Ainsi des « datadéités » — mélanges d’icônes virtuelles et actuelles — d’@annehorel ou du retable de @tiggythorn, réalisé en collaboration avec le photographe Pierre-Marin Delaisi et l’artiste 3D Hasim Akbaba. Chez l’une comme chez l’autre, le sacré et le profane se sont déplacés, inversés, réappropriés ; comme si la valeur culturelle et d’exposition (de soi) recouvrait désormais une certaine valeur cultuelle et rituelle. Tandis que les créatures de la première manifestent une sorte de « noosphère »[1] concrétisée et générée par IA, les masques gorgonéens du second pétrifient et canonisent les flux de visages qui transitent sur les réseaux. Ils médusent littéralement, tel un bouclier contre l’œil panoptique du Web. Sujet et objet d’une observation continue, nous sommes en effet devenu·es les proies d’un capitalisme de surveillance. Enfermé dans une sorte de capsule de laboratoire, le visage-masque d’@inesalpha tente ainsi de reconquérir son image extériorisée, monnayée et diffusée sur les plateformes. Accompagnée, entre autres, de Li Rodagil pour la vidéo et d’Anaïs Borie pour la sculpture, elle sonde les arcanes d’un féminin toujours captif du male gaze de nos sociétés patriarcales. Enfin le rêve récurrent d’une femme cracheuse de poissons chez @boramurmure semble indiquer que nous avons définitivement modifié notre écologie médiatique, au profit d’un monde amphibien (amphi, double, bios, vie), dans lequel nous passons indifféremment d’un milieu à un autre, de l’intérieur à l’extérieur de la matrice. Nous tentons de naviguer dans un continuum fluide, où les flux de données (Data Lake), d’images, de capitaux sont le revers d’une fluidité des genres, des espèces, des matières… 

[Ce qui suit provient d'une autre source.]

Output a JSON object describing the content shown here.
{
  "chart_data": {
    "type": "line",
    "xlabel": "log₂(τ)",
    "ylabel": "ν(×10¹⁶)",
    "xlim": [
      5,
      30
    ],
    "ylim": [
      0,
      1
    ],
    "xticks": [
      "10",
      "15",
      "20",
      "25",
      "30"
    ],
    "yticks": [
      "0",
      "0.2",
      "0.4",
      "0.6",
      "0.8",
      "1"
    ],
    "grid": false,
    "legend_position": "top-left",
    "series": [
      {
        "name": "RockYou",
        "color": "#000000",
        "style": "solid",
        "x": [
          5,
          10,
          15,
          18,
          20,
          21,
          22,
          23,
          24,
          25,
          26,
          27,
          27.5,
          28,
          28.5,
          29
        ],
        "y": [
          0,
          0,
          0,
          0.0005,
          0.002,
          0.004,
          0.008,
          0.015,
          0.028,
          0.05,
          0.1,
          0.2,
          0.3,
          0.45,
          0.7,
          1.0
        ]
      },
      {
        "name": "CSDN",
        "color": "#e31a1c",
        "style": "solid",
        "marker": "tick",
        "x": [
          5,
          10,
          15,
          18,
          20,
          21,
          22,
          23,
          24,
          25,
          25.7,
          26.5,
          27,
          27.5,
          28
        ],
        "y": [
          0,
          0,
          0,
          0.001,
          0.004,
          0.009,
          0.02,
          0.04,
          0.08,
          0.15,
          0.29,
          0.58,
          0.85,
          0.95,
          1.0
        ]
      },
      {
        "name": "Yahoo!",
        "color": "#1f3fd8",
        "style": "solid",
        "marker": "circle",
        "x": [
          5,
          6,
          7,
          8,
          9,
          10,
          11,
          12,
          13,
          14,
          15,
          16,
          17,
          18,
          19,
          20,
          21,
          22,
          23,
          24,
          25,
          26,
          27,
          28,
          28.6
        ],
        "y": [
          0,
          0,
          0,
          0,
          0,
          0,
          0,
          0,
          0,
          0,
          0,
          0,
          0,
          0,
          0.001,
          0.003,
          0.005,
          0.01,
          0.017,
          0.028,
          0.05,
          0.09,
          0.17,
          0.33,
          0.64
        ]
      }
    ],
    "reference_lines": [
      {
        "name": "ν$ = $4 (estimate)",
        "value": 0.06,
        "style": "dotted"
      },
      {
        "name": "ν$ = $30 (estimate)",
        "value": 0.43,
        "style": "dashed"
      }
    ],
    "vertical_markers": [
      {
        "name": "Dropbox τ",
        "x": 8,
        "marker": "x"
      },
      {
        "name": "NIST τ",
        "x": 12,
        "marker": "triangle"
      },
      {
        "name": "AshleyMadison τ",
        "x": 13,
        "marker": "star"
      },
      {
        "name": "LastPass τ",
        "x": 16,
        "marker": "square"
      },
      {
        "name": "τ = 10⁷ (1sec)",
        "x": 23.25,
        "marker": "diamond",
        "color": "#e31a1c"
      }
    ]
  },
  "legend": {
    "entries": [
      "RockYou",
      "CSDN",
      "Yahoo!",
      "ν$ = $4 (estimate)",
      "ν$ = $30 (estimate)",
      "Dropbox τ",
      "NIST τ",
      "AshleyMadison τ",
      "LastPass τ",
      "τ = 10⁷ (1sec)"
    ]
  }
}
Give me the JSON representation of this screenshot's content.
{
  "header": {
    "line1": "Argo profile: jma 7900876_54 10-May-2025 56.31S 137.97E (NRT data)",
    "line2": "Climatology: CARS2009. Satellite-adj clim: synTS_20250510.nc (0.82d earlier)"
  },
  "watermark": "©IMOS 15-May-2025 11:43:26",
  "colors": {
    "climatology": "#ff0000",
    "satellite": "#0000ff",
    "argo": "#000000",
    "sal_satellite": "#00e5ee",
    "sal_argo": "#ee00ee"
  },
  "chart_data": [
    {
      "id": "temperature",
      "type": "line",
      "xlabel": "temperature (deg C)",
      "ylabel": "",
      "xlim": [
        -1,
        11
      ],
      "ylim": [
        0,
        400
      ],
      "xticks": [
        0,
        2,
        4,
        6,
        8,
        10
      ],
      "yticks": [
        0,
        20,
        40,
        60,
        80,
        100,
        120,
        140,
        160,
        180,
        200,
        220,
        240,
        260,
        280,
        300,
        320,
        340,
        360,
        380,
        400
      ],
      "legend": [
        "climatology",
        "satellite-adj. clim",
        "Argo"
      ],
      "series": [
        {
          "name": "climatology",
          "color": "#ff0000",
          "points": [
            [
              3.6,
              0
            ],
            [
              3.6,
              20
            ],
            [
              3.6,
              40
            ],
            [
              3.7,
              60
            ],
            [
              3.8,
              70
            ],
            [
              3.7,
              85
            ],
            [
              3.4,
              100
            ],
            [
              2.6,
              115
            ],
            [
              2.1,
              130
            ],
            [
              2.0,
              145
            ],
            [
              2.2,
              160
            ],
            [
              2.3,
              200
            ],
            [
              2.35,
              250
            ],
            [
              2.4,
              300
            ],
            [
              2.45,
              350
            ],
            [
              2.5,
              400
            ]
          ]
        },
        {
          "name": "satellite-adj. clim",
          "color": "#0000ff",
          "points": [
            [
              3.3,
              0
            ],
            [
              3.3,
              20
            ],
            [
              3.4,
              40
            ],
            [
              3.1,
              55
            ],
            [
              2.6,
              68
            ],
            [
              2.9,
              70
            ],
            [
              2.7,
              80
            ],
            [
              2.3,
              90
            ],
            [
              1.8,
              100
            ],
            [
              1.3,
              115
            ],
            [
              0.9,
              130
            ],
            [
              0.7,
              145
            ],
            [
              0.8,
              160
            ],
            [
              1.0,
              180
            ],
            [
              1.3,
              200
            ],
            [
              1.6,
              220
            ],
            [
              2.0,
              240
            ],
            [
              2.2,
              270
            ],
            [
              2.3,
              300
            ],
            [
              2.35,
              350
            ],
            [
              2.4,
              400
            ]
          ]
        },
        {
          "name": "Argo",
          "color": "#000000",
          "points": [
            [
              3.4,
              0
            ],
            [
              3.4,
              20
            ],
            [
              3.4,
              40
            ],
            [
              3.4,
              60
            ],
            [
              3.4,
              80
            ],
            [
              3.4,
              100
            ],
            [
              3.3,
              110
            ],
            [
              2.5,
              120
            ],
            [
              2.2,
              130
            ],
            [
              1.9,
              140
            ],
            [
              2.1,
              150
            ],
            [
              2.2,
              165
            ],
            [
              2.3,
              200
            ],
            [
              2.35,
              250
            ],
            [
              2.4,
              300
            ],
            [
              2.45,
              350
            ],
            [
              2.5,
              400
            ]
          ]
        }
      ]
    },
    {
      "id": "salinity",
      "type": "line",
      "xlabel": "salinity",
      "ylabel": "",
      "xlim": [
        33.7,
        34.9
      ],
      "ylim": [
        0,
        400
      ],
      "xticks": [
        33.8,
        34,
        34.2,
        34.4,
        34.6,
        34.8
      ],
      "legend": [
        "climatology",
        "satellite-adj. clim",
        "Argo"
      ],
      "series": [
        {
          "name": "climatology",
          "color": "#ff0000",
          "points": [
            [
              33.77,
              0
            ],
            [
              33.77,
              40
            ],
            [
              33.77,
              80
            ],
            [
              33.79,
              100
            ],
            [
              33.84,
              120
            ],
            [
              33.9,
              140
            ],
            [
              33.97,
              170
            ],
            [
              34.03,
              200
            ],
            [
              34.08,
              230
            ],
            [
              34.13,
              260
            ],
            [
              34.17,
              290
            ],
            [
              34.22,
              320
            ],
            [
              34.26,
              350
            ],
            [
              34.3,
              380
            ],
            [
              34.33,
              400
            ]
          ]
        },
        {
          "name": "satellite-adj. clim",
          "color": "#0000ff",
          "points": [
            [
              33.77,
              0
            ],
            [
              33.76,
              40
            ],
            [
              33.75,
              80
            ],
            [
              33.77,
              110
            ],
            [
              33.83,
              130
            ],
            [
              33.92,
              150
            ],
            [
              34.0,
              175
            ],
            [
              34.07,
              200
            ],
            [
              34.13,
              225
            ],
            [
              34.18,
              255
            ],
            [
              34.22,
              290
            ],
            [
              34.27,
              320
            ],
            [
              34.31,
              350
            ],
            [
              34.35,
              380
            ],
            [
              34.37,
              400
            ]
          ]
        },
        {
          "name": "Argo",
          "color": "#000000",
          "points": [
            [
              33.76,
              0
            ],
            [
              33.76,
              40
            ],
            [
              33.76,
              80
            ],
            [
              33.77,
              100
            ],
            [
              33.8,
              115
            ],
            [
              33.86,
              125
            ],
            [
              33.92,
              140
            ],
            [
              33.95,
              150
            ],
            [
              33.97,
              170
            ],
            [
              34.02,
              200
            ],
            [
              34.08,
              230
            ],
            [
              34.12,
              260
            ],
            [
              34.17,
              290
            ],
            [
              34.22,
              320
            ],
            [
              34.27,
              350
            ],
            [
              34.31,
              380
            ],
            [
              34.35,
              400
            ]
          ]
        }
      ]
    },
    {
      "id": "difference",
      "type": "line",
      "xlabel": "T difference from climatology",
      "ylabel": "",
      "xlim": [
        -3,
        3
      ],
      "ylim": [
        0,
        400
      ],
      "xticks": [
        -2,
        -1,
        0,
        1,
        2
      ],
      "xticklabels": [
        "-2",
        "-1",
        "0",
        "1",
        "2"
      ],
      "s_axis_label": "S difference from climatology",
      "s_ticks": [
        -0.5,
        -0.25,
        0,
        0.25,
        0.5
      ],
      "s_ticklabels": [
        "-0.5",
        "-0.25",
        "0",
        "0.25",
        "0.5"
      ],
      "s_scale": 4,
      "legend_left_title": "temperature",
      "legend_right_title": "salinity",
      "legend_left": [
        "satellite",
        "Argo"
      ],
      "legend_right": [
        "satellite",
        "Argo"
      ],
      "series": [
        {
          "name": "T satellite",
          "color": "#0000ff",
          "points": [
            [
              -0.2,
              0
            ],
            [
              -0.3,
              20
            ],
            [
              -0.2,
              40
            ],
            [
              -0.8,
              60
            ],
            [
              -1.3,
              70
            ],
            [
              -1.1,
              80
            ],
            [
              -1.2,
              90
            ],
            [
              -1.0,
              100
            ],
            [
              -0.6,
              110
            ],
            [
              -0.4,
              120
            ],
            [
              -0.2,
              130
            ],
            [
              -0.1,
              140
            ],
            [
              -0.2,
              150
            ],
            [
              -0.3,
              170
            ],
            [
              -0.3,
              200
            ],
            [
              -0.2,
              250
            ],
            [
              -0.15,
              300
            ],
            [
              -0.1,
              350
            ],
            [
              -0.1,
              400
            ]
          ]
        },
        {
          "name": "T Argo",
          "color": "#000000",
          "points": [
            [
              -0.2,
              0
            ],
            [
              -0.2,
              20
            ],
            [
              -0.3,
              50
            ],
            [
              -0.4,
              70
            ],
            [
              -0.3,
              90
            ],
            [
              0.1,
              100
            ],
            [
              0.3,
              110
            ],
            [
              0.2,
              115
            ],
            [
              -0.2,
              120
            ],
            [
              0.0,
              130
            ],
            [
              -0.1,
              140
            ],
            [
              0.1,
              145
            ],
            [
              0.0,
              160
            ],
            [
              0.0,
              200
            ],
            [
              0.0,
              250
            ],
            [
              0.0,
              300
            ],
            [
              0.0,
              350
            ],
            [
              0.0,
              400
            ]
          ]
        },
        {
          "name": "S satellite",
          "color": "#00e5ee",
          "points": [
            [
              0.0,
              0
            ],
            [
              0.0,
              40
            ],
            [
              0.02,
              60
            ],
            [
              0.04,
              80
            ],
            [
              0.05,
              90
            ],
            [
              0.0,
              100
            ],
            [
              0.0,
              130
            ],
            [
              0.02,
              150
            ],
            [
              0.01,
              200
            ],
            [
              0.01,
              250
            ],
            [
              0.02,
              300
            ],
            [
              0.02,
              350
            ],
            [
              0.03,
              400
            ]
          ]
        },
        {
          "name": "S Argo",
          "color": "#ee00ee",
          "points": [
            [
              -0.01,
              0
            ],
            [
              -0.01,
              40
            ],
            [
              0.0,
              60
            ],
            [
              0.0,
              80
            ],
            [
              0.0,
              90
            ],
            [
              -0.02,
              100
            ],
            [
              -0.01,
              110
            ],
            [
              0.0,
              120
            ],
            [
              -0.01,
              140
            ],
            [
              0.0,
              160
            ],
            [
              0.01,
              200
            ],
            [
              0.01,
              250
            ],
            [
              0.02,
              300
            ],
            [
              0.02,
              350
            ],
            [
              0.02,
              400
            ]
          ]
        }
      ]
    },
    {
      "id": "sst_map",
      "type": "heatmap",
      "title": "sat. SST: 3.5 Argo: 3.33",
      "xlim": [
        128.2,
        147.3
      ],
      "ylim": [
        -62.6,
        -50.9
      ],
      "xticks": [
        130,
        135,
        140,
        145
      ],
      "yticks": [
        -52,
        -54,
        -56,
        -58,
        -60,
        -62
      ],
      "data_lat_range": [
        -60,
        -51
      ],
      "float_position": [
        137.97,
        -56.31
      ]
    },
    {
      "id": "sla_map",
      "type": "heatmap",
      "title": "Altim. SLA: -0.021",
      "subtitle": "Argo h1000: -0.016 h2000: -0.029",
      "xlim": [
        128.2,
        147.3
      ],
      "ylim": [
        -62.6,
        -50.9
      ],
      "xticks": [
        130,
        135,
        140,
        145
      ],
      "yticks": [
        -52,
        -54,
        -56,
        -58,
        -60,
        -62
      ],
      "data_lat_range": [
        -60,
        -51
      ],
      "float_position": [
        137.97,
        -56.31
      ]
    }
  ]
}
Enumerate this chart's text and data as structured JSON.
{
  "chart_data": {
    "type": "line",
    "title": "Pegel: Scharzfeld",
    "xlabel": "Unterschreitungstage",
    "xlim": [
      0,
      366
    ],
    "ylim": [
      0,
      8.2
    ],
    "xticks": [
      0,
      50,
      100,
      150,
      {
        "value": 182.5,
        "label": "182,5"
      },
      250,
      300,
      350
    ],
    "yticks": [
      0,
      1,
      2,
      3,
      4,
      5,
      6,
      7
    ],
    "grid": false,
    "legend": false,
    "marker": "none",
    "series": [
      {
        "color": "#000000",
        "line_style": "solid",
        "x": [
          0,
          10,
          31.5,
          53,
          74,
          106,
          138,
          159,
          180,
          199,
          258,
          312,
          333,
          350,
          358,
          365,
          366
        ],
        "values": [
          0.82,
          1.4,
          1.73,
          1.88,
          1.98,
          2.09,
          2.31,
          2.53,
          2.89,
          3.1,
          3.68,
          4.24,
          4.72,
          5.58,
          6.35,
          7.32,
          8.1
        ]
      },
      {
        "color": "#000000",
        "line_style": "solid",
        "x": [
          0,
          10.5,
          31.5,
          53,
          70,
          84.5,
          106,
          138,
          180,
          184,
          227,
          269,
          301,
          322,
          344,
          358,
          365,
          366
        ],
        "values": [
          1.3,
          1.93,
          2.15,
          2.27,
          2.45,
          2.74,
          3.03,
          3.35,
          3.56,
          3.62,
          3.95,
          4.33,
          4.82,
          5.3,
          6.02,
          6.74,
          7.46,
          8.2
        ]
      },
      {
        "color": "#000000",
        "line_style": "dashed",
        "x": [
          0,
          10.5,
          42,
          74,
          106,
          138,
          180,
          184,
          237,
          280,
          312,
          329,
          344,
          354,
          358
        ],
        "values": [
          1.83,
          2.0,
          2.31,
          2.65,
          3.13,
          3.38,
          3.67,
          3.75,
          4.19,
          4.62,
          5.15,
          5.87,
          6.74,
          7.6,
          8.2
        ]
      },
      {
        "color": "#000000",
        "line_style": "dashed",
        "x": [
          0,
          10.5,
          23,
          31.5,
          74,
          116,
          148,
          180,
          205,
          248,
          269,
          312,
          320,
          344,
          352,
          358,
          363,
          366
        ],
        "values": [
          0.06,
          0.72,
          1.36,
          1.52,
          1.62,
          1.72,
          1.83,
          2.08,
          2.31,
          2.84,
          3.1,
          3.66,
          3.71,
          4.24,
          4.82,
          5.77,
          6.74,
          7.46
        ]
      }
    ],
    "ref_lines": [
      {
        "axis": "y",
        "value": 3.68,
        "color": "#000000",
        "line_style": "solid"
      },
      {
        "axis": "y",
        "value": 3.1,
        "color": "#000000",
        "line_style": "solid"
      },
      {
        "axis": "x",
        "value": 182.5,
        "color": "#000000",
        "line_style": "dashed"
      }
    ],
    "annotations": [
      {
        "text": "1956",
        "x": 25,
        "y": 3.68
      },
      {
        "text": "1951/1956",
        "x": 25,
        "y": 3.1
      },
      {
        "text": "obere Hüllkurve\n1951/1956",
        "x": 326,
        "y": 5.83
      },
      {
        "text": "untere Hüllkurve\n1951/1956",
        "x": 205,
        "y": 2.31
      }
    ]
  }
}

En valorisant le potentiel d’altération, dont le syntagme renvoie au principe d’altérité, les œuvres de l’exposition Alta·erna dissolvent l’individualisme méthodique qui assigne l’être à l’identité. Les termes qui ont pour racine alter — altérer, altération, alternative — sont par ailleurs associés aux idées de changement d’état, de succession, d’opposition et de choix, activant ainsi leurs propres métamorphoses et métaphores du désir. Quand le latin altar évoque à la fois « l’élévation » et la « profondeur », mais aussi la « nourriture » (alere, alimenter). Dès lors, il ne s’agit pas de penser une humanité augmentée par la technologie ni même une humanité arrivée à échéance — posthumaine ou transhumaine —, à l’instar de la Singularité. Mais de basculer de l’autre côté du rêve des entreprises en traçant des trajectoires alternatives, voire improbables, seules à même de s’extraire des boucles de capture du « réalisme capitaliste ».

MZ
Octobre 2024


[1] Le terme noosphère est dérivé des mots grecs noûs, « l’esprit » et sphaira, « sphère », par analogie lexicale avec atmosphère et biosphère. Introduit en 1922 par Teilhard de Chardin, le néologisme désignait une sorte de « conscience collective de l’humanité » qui regroupe toutes les activités cérébrales et mécaniques de mémorisation et de traitement de l’information.